NOM’s Thomas Peters is enamored with Kalley Yanta, the Minnesota anti-equality twinkie. In the NOM blog, Mr. Peters links to her newest anti-equality video with:
Video: What About the Separation of Church and State?
Kalley Yanta of the Minnesota Marriage Minute answers the question “isn’t it wrong for churches to be involved in campaigns [to protect marriage]”?
She responds: “Churches, like everyone else, not only have a constitutional right but a duty to speak out about important issues in the public square. There is a growing movement in America to silence Churches and people of faith …
First of all, this is an intentional confusion of the principle of separation of church and state and the Establishment Clause enshrined in the First Amendment to the Constitution. That mush is then put in the blender with some self-victimization and “eureka, we have a talking point.”
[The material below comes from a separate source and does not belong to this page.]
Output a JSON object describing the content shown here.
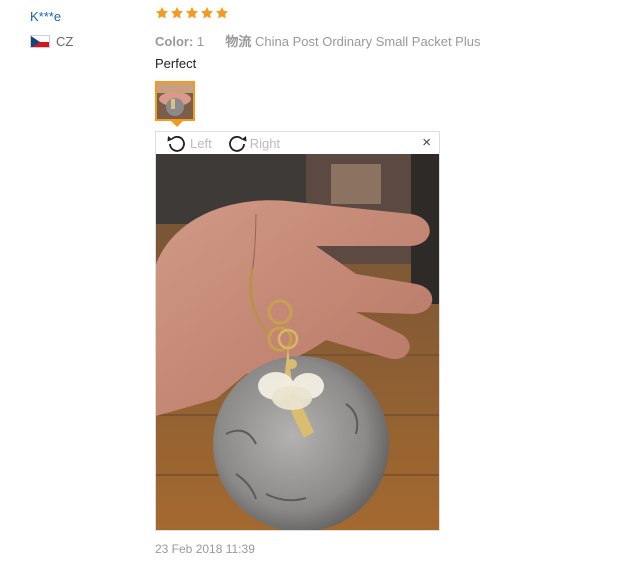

Then there is the obligatory “oh, poor me.” Ministers have a First Amendment right to speak out on anything that they choose. However, my words carry the same weight as someone wearing a collar. What concerns people is when churches blur the line with a ballot committees. Donations to churches are tax deductible while donations to ballot committees or political campaigns are not. If the church is a conduit, that gives them an unfair advantage.
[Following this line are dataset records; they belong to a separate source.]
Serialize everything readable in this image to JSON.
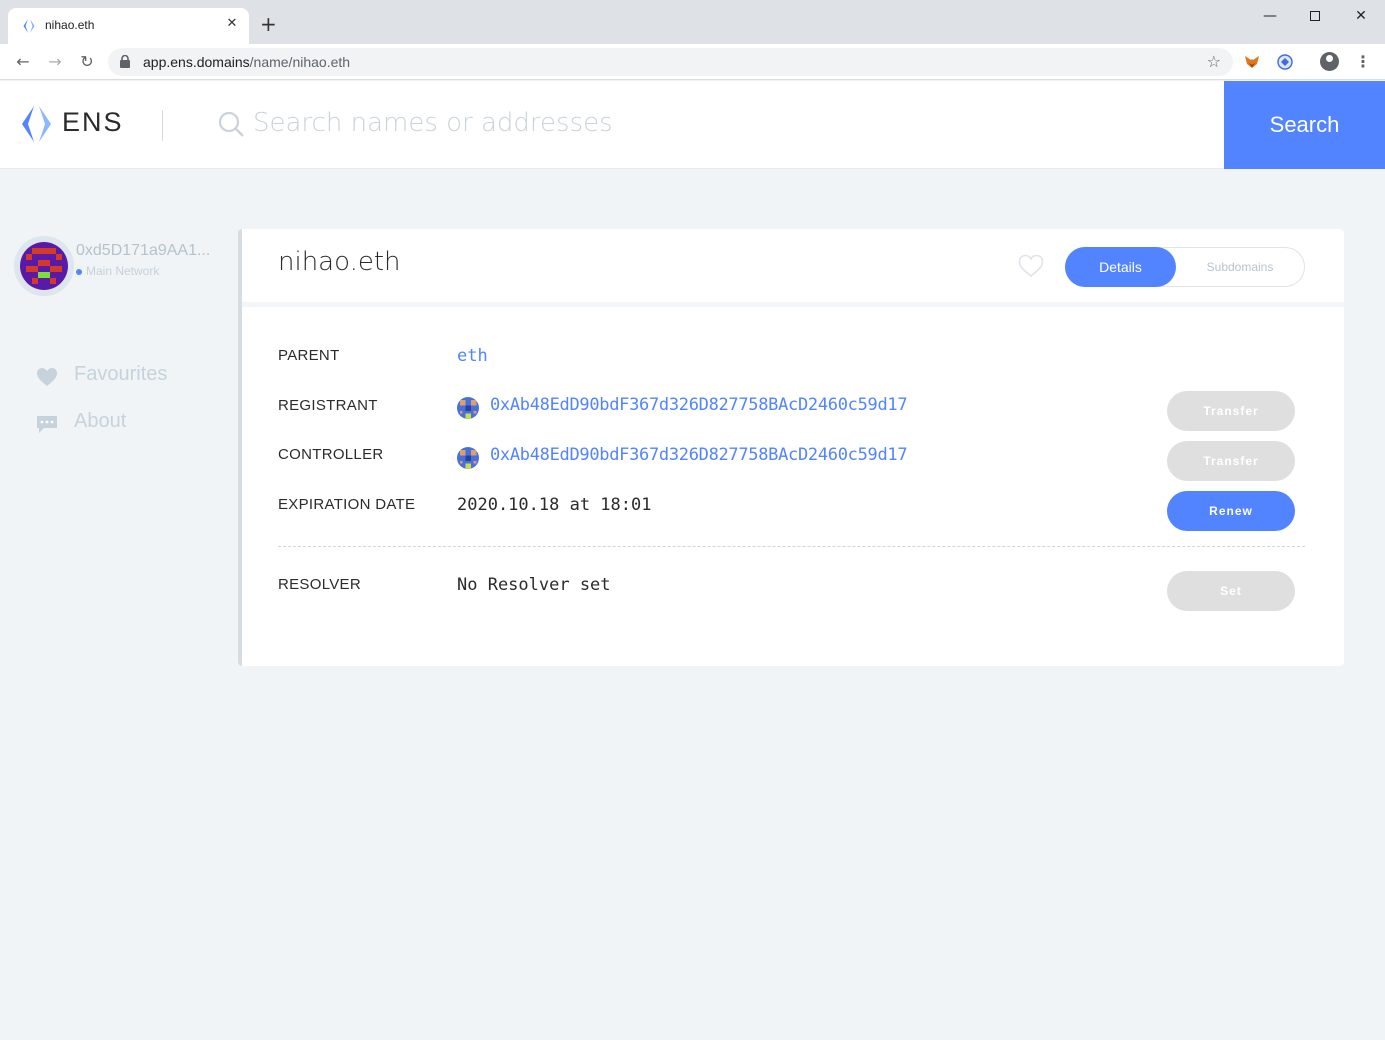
{
  "browser": {
    "tab_title": "nihao.eth",
    "tab_close": "✕",
    "new_tab": "+",
    "url_host": "app.ens.domains",
    "url_path": "/name/nihao.eth",
    "window_min": "—",
    "window_close": "✕"
  },
  "header": {
    "wordmark": "ENS",
    "search_placeholder": "Search names or addresses",
    "search_button": "Search",
    "accent_color": "#5284ff"
  },
  "sidebar": {
    "account_address": "0xd5D171a9AA1...",
    "network": "Main Network",
    "links": [
      {
        "label": "Favourites",
        "icon": "heart-icon"
      },
      {
        "label": "About",
        "icon": "chat-icon"
      }
    ]
  },
  "domain": {
    "name": "nihao.eth",
    "tabs": {
      "details": "Details",
      "subdomains": "Subdomains"
    },
    "rows": {
      "parent": {
        "label": "PARENT",
        "value": "eth"
      },
      "registrant": {
        "label": "REGISTRANT",
        "value": "0xAb48EdD90bdF367d326D827758BAcD2460c59d17",
        "action": "Transfer"
      },
      "controller": {
        "label": "CONTROLLER",
        "value": "0xAb48EdD90bdF367d326D827758BAcD2460c59d17",
        "action": "Transfer"
      },
      "expiration": {
        "label": "EXPIRATION DATE",
        "value": "2020.10.18 at 18:01",
        "action": "Renew"
      },
      "resolver": {
        "label": "RESOLVER",
        "value": "No Resolver set",
        "action": "Set"
      }
    }
  }
}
The greater concern is that we are most certainly enacting laws that most certainly are in recognition of religion. Campaigns to enact laws to ban gay marriage equality are always orchestrated by fundamentalist religious organizations. Indeed, National Organization for Marriage is a proxy for the US Conference of Catholic Bishops. They seek to ban gay marriage because it offends their interpretation of their religion. The Supreme Court, in Lemon, extended the Establishment Clause to apply to state laws
As a society, we are seeing increasing insults to the First Amendment by religious groups and the elected representatives whom they support. This erosion began in 1973 when Roe v Wade was decided mobilizing the Christian right. Seven years later, Ronald Reagan brought those same Christian activists into the White House.